Another reason why the trials included in this analysis were so positive has to do with their incorporation of image-based patient selection to obtain more information about the relevant vasculature, location of the clot, extent of the core infarct size and salvageable tissue, prior to attempting clot retrieval. Some of the previous trials that attempted to compare endovascular treatment with IV tPA alone randomized patients into the endovascular arm prior to visualizing a LVO. The interventionalists who participated in the 6 MPRCTs pooled in this analysis only attempted clot retrieval when they knew there was a clot to retrieve and that the clot had not yet caused irreversible brain damage. Therefore, they had a significantly greater chance of avoiding futile intra-arterial intervention.
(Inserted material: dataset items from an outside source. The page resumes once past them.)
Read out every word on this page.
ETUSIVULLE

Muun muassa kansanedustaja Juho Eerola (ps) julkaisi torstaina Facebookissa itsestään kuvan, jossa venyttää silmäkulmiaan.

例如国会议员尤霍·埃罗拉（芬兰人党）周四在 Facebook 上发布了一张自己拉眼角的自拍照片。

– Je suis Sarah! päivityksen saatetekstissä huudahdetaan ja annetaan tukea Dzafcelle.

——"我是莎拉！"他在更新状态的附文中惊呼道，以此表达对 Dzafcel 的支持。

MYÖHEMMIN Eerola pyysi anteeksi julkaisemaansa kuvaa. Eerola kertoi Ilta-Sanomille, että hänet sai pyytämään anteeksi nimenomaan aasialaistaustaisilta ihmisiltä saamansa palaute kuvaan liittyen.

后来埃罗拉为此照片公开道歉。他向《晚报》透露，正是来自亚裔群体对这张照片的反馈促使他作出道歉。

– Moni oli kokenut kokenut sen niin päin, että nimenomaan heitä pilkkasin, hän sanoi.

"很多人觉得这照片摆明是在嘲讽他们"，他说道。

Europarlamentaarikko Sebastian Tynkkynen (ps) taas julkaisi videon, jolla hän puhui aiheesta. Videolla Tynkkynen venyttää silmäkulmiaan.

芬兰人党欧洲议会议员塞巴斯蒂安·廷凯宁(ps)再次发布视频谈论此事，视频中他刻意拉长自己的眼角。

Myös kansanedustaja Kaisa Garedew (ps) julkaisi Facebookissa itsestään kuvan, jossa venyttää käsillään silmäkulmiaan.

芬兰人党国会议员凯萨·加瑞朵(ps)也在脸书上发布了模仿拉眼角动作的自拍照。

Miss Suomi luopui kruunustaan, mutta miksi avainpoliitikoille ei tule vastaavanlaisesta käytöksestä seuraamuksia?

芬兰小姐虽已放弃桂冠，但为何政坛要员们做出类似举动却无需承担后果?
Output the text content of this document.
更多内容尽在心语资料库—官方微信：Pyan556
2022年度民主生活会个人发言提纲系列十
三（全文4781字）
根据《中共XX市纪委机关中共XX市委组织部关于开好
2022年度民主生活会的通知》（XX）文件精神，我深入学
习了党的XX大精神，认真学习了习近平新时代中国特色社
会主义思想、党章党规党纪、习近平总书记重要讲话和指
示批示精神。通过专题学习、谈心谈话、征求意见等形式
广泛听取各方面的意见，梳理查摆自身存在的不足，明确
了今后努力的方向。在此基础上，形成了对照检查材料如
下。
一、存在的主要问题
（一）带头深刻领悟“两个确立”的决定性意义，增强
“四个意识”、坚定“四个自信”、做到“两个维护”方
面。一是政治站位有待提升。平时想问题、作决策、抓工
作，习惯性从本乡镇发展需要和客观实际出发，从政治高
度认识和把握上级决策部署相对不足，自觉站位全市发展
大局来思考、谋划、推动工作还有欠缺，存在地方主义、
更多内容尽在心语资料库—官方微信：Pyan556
Overall, the trials included in this pooled analysis demonstrated the importance of timely, efficient, effective and safe recanalization of LVO, while avoiding futile intra-arterial recanalization [6]. The results are generalizable to various worldwide populations, since the trials were globally conducted and not just localized to one particular geographical area. The trials were well interspersed geographically to cover major countries and continents (Canada, South Korea, Italy, the Netherlands, Australia, New Zealand, Spain, the United States). However, it should be noted that the proportion of stroke patients who are eligible for endovascular therapy, owing to the strict exclusion criteria, limits generalizability to the entire stroke population as a whole. Further investigation is needed on how endovascular applicability can be enhanced to include a higher ratio of stroke patients and improve overall generalizability.
Conclusion
It is evident from the results of the 6 major MPRCTs (MR CLEAN, EXTEND IA, ESCAPE, SWIFT PRIME, REVASCAT and THERAPY) that a redefinition of guidelines and recommendations on LVO-related AIS treatment is warranted. This pooled analysis showed that fast and effective endovascular reperfusion along with IV tPA in appropriately selected patients with small to moderate ischemic core volume, and significantly salvageable brain tissue leads to better functional independence at 90 days when compared with IV tPA alone. Based on these results, it seems appropriate to suggest that endovascular clot retrieval should be part of the new standard of care for the treatment of ischemic stroke due to LVO.
Disclosure Statement
In accordance with the ‘Interventional Neurology’ policies and procedures and my ethical obligation as a researcher, I am reporting that neither I nor any of my co-authors have any financial and/or business disclosures.